Turns out, she does a great job. The film is nicely directed with no wasted shots to pad out the run time and best of all, no shaky-cam. Chelsea clearly knew how she wanted her film to look and as far as I can tell, she achieved her goals. There might not be anything here that horror fans haven’t seen before but that doesn’t matter when you have an enjoyable film to watch.

The cast is great with Rebecca Romijn nailing the sexy yet exceedingly dangerous role of Danica and Arden Myrin (Shameless, Insatiable) brings a nice portrayal of the inefficient, slightly bumbling determination to her character of Gypsy Neumieir. Best of all though is Hayley Griffith who is wonderful as the naïve Sam. Obviously, a lot of credit here goes to the writers, but she does a great job as that innocent naiveté steadily matures over the movie to make her a more focused and determined individual, but without losing that innocent charm.

It was nice to see Jerry O’Connell (Sliders, Billions) too and although he isn’t in the movie for long, he does an amusing portrayal as he turns up the chauvinism and tries to offer Sam a way to get out of her virginity.

Ruby Modine (Happy Death Day, Shameless) does a great job as well, especially as I was expecting her character of Judi to be an annoying spoiled brat. I mean, she is a spoiled brat, but I really thought I would hate her character and yet she portrays her really well to the extent she combines the bratty rich-kid and sympathetic character very well.

Again, it’s that combination of the writing, directing and casting that work well here. Speaking of the writing. As someone who enjoys reading I'm sorry to say that I've not had the pleasure of reading any of the other work from writer Grady Hendrix, but based on this story, I definitely need to check out some of her novels.

However, all this praise doesn’t mean that the movie is without its faults. There are some underused characters and I would have like to have seen more of Sam’s pizza delivery colleagues and maybe have her boss Mr Styles (Skeeta Jenkins – Puppet Master: The Littlest Reich, Summer of ’67) and the rest of the crew turn up to try and help her out as it would have added more characters/victims into the second half of the film and would have given them more screen time too.

There were also a few unexplained things such as the cursed, demonic heart (or whatever organ it was) that the coven makes. They create it, it flies off and then we never see it again. Instead of getting a scene with a weird fleshy, demonic monstrosity, we get a cursed sheet that attacks Sam. It didn’t quite fit together.
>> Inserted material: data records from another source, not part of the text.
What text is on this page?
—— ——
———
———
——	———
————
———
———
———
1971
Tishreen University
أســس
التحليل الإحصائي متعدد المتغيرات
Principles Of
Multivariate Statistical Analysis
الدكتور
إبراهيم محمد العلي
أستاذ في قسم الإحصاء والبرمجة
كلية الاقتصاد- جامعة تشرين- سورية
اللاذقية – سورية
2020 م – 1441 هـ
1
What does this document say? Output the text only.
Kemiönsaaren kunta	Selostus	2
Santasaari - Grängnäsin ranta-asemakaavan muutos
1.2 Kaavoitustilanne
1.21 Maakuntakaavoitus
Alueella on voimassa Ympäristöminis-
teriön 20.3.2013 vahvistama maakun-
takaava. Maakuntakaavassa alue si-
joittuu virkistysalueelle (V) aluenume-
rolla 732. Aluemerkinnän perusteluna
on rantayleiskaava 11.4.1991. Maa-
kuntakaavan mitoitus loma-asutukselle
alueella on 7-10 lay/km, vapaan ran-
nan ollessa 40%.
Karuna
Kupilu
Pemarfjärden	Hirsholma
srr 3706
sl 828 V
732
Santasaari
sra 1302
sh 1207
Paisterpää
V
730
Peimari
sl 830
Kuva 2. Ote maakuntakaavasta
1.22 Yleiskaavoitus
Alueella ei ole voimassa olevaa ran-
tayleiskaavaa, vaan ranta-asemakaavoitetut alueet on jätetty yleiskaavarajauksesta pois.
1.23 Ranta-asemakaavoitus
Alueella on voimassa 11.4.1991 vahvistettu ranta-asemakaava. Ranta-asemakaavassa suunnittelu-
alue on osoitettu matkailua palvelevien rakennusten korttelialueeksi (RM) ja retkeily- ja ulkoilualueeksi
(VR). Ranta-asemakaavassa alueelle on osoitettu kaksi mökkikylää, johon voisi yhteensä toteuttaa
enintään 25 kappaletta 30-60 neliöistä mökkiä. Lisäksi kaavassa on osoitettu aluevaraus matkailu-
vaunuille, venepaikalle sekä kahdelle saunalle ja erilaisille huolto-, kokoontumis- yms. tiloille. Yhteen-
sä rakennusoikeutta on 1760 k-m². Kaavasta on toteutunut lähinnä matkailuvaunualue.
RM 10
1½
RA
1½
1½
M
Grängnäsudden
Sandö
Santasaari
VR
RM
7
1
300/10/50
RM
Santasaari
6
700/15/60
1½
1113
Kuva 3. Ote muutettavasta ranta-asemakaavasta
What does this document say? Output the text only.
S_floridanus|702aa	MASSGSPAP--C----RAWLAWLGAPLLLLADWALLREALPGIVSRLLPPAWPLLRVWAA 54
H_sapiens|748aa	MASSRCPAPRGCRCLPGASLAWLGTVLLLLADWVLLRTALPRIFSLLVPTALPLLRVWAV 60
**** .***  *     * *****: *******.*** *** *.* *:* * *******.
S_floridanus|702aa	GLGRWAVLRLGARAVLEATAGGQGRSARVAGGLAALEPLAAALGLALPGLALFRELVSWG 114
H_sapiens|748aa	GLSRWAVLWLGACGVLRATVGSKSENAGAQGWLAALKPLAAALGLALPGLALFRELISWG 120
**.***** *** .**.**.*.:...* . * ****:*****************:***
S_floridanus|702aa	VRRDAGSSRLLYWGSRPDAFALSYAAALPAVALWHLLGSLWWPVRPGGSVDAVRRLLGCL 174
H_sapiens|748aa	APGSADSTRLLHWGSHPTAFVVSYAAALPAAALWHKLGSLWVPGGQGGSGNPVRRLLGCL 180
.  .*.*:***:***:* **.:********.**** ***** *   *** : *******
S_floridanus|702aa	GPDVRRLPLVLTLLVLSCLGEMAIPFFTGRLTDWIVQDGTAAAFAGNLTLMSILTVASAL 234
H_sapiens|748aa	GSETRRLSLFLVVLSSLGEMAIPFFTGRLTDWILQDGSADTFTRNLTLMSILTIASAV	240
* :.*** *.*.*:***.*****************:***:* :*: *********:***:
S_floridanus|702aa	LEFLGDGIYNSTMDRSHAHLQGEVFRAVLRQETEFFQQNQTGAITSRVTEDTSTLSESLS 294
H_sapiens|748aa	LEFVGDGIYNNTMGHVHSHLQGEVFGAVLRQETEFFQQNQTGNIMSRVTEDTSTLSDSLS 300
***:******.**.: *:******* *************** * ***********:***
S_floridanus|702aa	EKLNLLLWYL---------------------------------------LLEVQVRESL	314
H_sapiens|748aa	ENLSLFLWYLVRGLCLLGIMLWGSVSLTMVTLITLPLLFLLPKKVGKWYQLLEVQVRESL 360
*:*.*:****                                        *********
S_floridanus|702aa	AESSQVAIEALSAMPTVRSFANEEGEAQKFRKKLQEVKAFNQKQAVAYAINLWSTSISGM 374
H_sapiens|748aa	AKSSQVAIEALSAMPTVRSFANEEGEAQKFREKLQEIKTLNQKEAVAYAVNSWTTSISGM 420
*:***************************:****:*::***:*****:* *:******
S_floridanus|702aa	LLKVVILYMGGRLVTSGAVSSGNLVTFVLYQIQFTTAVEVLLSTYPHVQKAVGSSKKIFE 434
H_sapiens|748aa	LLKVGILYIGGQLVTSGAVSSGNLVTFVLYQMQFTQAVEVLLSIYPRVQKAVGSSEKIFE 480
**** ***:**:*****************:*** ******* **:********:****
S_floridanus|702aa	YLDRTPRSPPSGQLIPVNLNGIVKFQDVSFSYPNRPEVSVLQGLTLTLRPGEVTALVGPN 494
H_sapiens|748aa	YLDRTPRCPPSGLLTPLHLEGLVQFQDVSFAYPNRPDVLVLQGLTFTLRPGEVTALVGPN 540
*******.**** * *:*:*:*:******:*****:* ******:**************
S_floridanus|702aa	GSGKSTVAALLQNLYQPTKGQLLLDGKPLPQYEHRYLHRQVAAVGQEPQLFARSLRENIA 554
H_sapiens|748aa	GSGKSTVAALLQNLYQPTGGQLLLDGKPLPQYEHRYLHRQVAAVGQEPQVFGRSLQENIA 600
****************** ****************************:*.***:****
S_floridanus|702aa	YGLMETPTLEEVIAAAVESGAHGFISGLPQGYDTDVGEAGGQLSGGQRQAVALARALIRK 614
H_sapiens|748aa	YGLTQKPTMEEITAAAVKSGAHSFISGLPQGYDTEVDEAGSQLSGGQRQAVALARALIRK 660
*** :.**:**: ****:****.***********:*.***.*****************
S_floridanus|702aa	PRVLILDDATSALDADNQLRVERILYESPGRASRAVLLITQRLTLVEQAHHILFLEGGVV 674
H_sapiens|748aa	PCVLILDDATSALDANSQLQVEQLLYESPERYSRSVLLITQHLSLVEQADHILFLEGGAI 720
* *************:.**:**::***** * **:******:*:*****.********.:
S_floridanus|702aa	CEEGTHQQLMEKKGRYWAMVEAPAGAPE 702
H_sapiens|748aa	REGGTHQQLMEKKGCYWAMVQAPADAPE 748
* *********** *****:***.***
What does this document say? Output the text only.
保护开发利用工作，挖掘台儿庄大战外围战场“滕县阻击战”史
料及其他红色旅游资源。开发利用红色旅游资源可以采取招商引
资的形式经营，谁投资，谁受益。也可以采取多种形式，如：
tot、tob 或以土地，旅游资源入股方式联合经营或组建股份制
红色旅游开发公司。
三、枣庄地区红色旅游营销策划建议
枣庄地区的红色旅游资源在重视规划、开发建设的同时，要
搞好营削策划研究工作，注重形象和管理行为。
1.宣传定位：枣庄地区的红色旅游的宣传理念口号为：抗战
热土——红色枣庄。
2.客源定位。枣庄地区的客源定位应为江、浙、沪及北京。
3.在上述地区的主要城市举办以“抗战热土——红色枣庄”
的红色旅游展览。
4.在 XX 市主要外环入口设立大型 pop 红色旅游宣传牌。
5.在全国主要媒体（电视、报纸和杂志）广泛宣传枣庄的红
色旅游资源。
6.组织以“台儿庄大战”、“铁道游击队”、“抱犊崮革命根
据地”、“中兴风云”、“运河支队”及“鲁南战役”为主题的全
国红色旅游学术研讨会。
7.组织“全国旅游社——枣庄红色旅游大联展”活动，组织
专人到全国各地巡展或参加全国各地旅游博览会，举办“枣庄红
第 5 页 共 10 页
Which was a shame as some inventive things going on – death by drilldo (no that’s not a typo) being a good example.

The drilldo D.I.Y. company struggled to find customers.

The ending as well, at least for me, wasn’t ramped up enough in the carnage stakes. I don’t want to give away too much here so if you don’t want a very teeny tiny spoiler, skip the next paragraph now.

*Spoiler* See, I’d expect a demonic being to do more than just eat a rabbit and then make people choke or suffocate. There was a chance to go all out here and have the demon get really nasty and it never happened. Which was a shame as the form the demon manifested would have made that all the more fun. *End of spoiler*

So yes, the film has faults, but it also has quite a lot going for it if you’re in the right mood.

Oddly enough, think of the film as being a lot like a pizza.

You’re really craving pizza but you nearly always get the same one. That’s ok, it’s what you like. Sure you might change the odd topping now and again, but you mainly order the same thing. And there’s nothing wrong with that at all. Sometimes you want that feeling of comfortable familiarity and that’s what has been delivered here.

Sure it’s not the healthiest of meals and it may be a little underdone in places and one of the toppings might not have been as generous as you would have liked but you enjoy it anyway because you were really in the mood for pizza.

And as I don’t know anyone who doesn’t like pizza (or as my daughter just told me, “pizza is yummy”) then there’s definitely something here that’s worth you stopping to try a slice.